In his final chapter Leithart discusses the idea Totus Christus: it’s all about Christ. He quotes Augustine for a slightly different perspective than we are used to, but it helps to clarify what he means by Totus Christus. Augustine describes the Church as being a part of the body of Christ and thus Scripture could be about either or both (173, 174). In addition to presenting this concept, Leithart takes an excursion within the chapter to delve into the relationship between the Biblical story and classical myths, specifically Oedipus.
There is much to commend in Leithart’s book. He uses language very well to communicate the message of the book. In many instances his metaphors and word pictures help the reader to see clearly the ideas he is presenting. The chapter titles are also helpful in building each topic, which could have been described in a very dry scholarly sort of way. For example, his chapter on intertextuality is called, Texts Are Music. He first paints the picture of a corollary intertextuality in music and then carries this into the realm of reading the Bible. This helps the reader immensely and provides for a more engaging book. It is also very helpful that Leithart sticks to John chapter 9 and applies the different concepts to the same passage. This helps us to focus on the topic much better than if he had introduced multiple texts since we would have to be continually reminded of the new story introduced.

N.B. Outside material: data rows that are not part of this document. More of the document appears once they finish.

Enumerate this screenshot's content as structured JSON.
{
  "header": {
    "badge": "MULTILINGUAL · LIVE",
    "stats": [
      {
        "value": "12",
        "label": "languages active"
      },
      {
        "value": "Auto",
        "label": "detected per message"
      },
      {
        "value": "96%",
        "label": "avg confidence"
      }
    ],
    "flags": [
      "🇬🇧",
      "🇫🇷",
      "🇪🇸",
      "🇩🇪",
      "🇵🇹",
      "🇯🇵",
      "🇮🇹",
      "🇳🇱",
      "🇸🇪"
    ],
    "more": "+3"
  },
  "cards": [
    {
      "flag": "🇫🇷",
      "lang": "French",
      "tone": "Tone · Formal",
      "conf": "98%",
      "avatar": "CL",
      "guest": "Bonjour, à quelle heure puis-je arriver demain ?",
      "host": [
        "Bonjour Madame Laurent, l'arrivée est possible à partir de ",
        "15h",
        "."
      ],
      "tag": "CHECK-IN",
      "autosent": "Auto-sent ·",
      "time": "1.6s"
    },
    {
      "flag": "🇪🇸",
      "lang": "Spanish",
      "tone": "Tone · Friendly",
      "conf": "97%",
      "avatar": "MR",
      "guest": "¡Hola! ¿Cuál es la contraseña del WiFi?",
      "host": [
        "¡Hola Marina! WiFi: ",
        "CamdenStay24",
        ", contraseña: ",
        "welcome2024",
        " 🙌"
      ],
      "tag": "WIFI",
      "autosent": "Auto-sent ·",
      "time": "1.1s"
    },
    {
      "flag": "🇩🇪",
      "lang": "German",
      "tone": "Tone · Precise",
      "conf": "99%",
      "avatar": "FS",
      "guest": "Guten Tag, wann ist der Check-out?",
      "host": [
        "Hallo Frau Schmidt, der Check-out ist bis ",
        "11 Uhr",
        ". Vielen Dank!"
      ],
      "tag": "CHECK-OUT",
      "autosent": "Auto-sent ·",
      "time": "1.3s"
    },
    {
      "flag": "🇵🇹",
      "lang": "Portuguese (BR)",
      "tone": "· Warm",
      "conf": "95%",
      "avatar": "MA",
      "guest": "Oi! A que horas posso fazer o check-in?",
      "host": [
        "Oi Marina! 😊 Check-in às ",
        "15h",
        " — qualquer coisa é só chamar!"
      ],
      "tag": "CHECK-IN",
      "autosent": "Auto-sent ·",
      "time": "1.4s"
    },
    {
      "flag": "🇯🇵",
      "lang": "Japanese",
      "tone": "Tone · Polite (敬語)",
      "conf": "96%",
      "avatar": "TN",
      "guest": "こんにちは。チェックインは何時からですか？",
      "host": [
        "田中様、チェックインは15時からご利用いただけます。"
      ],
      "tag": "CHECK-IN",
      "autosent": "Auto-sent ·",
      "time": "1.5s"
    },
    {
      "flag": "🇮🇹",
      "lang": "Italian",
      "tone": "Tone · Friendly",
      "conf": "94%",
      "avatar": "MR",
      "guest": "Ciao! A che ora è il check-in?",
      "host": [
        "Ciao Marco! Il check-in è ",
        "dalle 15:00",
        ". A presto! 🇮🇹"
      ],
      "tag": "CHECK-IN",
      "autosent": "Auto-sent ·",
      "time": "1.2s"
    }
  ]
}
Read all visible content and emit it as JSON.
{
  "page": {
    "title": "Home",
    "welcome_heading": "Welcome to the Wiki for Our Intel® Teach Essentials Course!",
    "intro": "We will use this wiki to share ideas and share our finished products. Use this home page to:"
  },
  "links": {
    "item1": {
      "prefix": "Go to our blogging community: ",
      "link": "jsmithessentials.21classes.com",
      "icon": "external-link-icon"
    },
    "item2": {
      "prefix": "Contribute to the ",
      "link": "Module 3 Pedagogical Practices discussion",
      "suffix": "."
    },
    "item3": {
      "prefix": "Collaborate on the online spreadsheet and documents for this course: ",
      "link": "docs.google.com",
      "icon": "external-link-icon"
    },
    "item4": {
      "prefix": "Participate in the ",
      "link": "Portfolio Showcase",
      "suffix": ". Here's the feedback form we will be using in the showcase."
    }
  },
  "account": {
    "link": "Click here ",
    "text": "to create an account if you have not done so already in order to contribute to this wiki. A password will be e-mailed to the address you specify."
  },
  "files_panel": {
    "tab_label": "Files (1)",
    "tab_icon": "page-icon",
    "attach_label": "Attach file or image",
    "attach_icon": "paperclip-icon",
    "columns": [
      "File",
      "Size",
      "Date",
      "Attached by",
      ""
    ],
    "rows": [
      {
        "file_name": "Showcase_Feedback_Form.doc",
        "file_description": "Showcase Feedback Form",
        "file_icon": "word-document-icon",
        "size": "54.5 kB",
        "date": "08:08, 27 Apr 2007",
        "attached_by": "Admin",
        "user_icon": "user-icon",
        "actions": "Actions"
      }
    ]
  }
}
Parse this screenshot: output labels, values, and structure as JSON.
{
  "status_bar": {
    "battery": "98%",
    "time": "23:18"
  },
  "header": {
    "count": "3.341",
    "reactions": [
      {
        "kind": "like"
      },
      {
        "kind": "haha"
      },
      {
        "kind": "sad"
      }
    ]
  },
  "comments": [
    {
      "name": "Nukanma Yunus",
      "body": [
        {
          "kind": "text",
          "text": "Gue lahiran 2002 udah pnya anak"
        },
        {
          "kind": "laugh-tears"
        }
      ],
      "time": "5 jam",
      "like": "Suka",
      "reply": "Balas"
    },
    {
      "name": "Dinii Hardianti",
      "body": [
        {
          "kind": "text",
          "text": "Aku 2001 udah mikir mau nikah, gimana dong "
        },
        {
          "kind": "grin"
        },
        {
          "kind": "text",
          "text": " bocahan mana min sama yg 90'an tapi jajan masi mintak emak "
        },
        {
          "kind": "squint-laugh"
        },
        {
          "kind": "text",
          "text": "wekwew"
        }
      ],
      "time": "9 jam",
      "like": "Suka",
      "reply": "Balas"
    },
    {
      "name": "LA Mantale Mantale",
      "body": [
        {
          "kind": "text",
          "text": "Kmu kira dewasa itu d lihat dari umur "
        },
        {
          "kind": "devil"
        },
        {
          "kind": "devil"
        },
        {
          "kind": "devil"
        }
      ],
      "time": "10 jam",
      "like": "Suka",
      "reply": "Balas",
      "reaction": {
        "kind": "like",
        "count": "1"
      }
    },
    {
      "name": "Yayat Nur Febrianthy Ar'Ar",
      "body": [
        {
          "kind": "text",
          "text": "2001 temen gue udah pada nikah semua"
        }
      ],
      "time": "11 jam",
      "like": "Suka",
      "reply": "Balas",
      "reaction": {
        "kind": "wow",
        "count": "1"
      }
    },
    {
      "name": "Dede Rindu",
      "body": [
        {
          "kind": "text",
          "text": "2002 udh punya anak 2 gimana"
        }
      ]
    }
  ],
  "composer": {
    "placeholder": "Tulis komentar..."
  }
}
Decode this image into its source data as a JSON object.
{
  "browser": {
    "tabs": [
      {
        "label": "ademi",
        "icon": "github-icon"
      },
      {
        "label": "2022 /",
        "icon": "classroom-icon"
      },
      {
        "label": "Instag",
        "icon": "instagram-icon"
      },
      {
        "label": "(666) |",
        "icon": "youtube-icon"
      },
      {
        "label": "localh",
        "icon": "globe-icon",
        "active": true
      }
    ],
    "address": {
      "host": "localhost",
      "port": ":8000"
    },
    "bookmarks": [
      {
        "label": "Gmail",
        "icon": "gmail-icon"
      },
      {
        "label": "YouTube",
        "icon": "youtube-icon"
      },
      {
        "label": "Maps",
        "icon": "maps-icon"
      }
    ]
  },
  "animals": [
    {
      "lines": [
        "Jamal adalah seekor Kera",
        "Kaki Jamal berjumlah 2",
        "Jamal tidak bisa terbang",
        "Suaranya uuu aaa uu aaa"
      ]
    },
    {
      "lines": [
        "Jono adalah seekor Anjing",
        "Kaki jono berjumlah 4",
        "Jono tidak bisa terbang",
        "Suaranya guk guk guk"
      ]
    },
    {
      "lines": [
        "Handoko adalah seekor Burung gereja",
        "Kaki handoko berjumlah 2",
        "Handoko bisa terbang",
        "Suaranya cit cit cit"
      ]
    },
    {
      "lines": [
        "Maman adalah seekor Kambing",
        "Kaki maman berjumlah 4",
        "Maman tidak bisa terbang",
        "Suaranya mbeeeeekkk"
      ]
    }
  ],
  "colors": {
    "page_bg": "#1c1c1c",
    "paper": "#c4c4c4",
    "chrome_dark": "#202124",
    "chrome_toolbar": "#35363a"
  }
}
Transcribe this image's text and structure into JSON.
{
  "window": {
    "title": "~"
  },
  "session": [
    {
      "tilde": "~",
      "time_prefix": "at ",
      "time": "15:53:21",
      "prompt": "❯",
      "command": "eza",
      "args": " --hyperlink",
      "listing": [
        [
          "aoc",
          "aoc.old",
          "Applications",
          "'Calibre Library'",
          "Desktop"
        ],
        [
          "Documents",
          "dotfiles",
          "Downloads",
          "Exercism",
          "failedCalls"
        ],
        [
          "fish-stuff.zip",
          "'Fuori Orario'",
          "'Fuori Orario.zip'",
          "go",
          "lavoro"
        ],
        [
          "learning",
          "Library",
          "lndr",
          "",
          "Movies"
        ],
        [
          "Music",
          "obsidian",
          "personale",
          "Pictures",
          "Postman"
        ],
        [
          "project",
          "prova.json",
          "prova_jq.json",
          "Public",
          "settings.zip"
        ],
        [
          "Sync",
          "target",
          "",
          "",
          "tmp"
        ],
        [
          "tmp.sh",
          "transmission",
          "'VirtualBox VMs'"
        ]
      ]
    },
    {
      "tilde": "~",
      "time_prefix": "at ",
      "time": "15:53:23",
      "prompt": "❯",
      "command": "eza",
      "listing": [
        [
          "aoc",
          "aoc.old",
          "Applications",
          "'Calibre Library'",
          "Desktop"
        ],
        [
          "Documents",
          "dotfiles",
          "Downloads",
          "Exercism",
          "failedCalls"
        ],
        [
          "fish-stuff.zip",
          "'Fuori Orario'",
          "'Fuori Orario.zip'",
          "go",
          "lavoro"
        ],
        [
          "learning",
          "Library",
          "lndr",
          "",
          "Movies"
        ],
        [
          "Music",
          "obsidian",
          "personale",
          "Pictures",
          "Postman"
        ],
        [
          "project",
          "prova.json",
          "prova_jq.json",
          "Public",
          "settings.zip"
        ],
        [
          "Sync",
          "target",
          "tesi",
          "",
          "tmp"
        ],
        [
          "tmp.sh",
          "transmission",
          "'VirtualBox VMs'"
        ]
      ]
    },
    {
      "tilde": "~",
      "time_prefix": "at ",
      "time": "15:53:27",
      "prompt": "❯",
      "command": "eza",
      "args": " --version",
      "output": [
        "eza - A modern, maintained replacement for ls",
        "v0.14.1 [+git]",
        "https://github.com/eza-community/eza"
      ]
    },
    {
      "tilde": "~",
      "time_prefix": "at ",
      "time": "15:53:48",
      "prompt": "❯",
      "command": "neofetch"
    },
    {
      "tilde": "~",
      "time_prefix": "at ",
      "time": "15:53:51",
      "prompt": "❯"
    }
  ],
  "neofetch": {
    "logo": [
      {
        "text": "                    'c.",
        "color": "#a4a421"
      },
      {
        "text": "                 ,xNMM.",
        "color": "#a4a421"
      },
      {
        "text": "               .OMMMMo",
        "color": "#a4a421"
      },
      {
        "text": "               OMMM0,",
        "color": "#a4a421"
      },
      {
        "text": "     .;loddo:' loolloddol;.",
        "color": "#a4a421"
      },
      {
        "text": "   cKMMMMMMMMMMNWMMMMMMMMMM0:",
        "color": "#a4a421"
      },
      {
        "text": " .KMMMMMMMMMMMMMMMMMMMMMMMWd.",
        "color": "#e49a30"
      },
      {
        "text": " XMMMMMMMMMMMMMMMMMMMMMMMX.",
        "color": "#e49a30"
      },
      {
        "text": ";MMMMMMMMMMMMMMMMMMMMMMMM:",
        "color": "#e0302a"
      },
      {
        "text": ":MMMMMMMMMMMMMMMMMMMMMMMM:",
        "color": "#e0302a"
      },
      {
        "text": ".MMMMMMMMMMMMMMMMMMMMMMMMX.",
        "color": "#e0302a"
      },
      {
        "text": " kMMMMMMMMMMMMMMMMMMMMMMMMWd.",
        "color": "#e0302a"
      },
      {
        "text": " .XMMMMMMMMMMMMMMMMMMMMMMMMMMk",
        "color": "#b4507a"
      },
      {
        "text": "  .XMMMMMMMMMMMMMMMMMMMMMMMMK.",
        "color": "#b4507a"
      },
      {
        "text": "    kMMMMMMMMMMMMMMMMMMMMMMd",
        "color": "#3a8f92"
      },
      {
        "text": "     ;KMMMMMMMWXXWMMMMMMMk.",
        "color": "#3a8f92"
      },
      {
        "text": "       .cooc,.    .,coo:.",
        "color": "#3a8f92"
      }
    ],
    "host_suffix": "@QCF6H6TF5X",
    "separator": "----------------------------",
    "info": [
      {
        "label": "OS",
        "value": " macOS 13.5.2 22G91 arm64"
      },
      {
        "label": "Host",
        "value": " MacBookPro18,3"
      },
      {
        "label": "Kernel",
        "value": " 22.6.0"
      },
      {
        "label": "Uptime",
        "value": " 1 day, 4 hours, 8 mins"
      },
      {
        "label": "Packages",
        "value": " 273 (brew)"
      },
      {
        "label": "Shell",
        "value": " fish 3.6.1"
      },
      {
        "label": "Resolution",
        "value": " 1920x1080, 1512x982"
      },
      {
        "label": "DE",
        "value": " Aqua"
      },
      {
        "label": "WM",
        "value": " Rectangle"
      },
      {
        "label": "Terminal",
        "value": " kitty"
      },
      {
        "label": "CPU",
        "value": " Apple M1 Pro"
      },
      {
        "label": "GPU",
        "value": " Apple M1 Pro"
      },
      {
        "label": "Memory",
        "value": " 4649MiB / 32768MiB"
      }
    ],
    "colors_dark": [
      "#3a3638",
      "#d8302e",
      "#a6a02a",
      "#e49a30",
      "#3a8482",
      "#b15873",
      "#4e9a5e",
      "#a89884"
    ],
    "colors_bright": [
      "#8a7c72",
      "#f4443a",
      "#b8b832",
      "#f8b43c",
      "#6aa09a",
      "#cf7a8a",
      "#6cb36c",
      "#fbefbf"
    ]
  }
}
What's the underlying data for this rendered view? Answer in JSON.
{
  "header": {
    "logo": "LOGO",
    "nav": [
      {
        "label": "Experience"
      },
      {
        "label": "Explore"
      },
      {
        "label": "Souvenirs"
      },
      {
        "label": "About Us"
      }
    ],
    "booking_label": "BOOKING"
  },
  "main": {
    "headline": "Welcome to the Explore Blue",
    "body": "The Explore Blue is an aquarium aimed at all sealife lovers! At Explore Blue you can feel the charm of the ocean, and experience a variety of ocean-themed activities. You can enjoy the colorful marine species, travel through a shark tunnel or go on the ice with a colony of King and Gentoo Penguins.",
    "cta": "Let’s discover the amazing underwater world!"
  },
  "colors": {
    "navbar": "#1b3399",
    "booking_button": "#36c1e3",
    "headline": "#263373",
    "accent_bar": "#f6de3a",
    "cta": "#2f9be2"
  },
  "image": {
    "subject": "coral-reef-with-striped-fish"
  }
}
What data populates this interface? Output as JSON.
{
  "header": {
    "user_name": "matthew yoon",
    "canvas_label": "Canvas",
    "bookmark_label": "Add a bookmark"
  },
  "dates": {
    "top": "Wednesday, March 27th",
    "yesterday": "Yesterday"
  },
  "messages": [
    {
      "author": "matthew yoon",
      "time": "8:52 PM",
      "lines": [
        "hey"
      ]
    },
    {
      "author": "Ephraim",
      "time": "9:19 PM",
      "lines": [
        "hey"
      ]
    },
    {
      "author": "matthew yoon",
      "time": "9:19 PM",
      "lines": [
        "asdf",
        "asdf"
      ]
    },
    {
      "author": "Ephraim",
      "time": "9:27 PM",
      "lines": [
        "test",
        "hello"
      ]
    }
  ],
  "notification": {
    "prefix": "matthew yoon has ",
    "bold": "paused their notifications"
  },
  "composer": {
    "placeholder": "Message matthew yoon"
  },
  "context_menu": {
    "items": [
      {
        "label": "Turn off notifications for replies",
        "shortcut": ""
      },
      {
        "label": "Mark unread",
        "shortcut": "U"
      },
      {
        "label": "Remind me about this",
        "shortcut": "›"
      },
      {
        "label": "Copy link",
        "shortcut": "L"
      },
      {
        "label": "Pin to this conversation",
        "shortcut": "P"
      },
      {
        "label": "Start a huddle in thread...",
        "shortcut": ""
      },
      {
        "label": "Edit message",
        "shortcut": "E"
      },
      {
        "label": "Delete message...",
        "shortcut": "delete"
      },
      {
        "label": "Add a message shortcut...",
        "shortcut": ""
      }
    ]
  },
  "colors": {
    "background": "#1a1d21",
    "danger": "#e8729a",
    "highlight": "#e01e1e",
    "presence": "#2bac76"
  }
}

In many ways, this book seems to be very much similar to Robert Alter’s The Art of Biblical Narrative. Many of the topics or issues are discussed similarly, and it is great to see that what was initiated in the Old Testament realm over 30 years ago by Alter is now catching on in New Testament readings of Scripture. Of course, Leithart comes to the table with a Christian versus Jewish/secular worldview, and this makes for a more meaningful discussion. A comparable volume in some ways is Jonathan Pennington’s Reading the Gospel’s Wisely. Each book has its strengths. Pennington is much clearer in what he is saying, but Leithart has the imagination that makes reading his book so enjoyable. Deep Exegesis does not teach us a method, but gives us a way of thinking about how we should read Scripture. This is beneficial, but we look forward to resources that help the reader of Scripture to apply these thoughts.  

In some places, Leithart’s desire to paint a picture leaves the reader hanging for a clear, grounded-in-history statement. This specifically happens when reading about the meaning in chapter two. Leithart raises many reasonable questions and objections to how we typically look at an event, yet in the end, he does not clearly answer them but leaves the reader to deduce what this means. Perhaps this was his intention, and he has fulfilled his objective. However, it is important that the reader is reassured that any meaning in Scripture is not relative to any or all events in the future. Specifically, Leithart could have expressed the importance of two or three Biblical events that do change the meaning of the metanarrative of Scripture: Christ’s 1st and 2nd coming. All other events pale in comparison as to how much they might change the meaning of an event for a reader. How much can Scripture’s meaning change?  Even a different analogy might have helped us understand better.

His historical sketch in the first chapter is also enlightening as to where we are in modern hermeneutics today. It is good to know where we have come from. However, it seemed a bit too spartan. He describes Meyer, Spinoza, and Kant because they were leaders in the cardinal evil of separating the text and meaning. However, it may be that he brushed his strokes too broadly. History is never so simple as to have only one paradigm for anything. For Leithart it seems that most evangelicals read Scripture in this kernel-husk way. History is never so monolith or precise, and it would be good to take his history with a dose of caution.
Overall, Leithart provides an excellent book in an area that is much in need of refreshing. It is very encouraging to see the movement away from the Enlightenment and German higher criticism and the Evangelical’s response to them. Hopefully, as we move forward, evangelicals will have insightful books like Deep Exegesis that bring us back to a more natural and profitable way of reading the text.